Le commerce belge avec les diamants russes est-il encore justifié ? La réponse ne peut être que non

Bart Eeckhout est rédacteur en chef de Le matin

Bart Eeckhout22 mars 202219:29

Lorsque l’Union européenne et les États-Unis ont initialement répondu à l’invasion russe de l’Ukraine par des sanctions économiques, certaines personnes ont ri. Comme si la preuve de l’impuissance de l’Occident face à la direction autocratique de l’Est était désormais délivrée. Entre-temps, il est devenu évident que malgré toutes les agressions, la Russie est très vulnérable et que les sanctions ont un impact immédiat et majeur.

Pourtant, la politique de sanctions reste entourée d’un nuage d’ambiguïté. Des secteurs importants continuent d’échapper au risque parce qu’ils sont jugés trop intéressants pour leur propre économie. En Belgique, il s’agit de diamants. Officiellement, le gouvernement belge nie avoir « fait pression » pour la dérogation pour les diamants. Mais notre pays doit admettre qu’il a demandé à la Commission européenne d’épargner un peu le secteur du diamant, comme l’ont déjà montré les recherches de ce journal le week-end dernier. Nous laissons aux linguistes le soin de juger si oui ou non une telle chose peut être appelée lobbying.

Malheureusement, ce n’est pas un jeu de langage. Plus de 90 % des diamants bruts russes sont commercialisés par l’intermédiaire de la société semi-étatique Alrosa. La majorité des exportations d’Alrosa sont destinées à Anvers. Les revenus de plusieurs milliards de dollars de ce commerce affluent dans les coffres de Poutine et financent même directement la technologie militaire, y compris l’industrie russe des armes nucléaires.

Cela pose au gouvernement fédéral, au conseil municipal d’Anvers et à l’ensemble du secteur belge du diamant une question de conscience qu’ils ne peuvent plus éviter. Le commerce avec le géant russe du diamant peut-il encore se justifier ? La réponse ne peut vraiment être que non. Le commerce des diamants via Anvers est un important bailleur de fonds du régime de Poutine et donc aussi de sa guerre brutale et illégale. Ce robinet d’argent serait également mieux fermé.

Le succès exigera la coopération. Il faut éviter que le commerce russe se déplace du jour au lendemain vers Dubaï. C’est pourquoi la pression internationale devra être exercée sur Dubaï (ainsi qu’Israël et les États-Unis) pour qu’ils ne fassent pas d’affaires sur la base d’une guerre sanglante. Alrosa devrait également être coupée du reste du circuit du diamant – des mines en Angola aux polisseurs en Inde en passant par les bijoutiers à New York.
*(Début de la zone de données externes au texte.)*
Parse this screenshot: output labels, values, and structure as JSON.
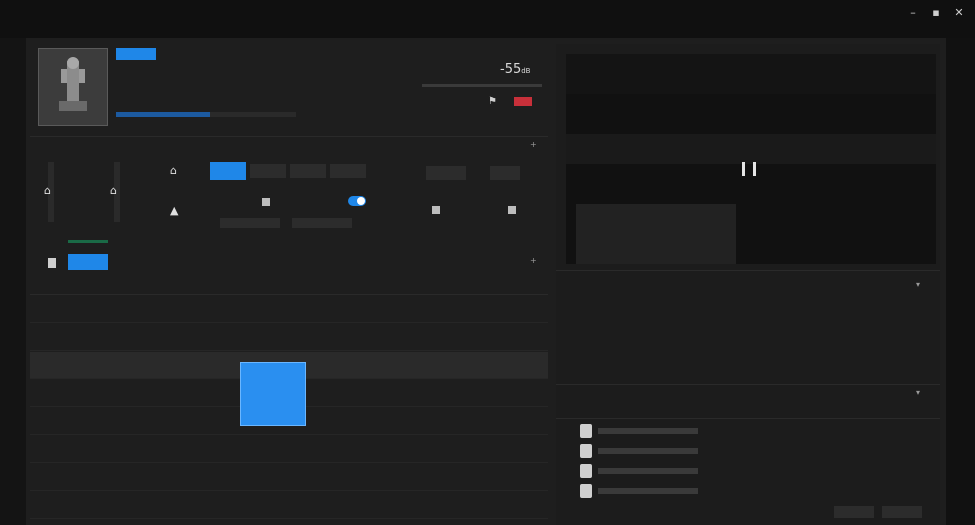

La Belgique et Anvers ne peuvent pas le faire seules. Il s’agit d’un processus difficile qui comporte des risques économiques. Pourtant, nous ferions mieux. Incidemment, la question de conscience s’applique particulièrement au secteur du diamant lui-même. Les fédérations sectorielles parlent sans cesse d’une nouvelle culture et de diamants propres, loin de l’histoire sanglante de la pierre précieuse. S’il existe un type de diamant que l’on peut qualifier de « diamant du sang », c’est bien le diamant Alrosa. La confirmation tragique de cela entre chaque jour dans notre salon, à travers des images de Marioupol et de Kharkiv.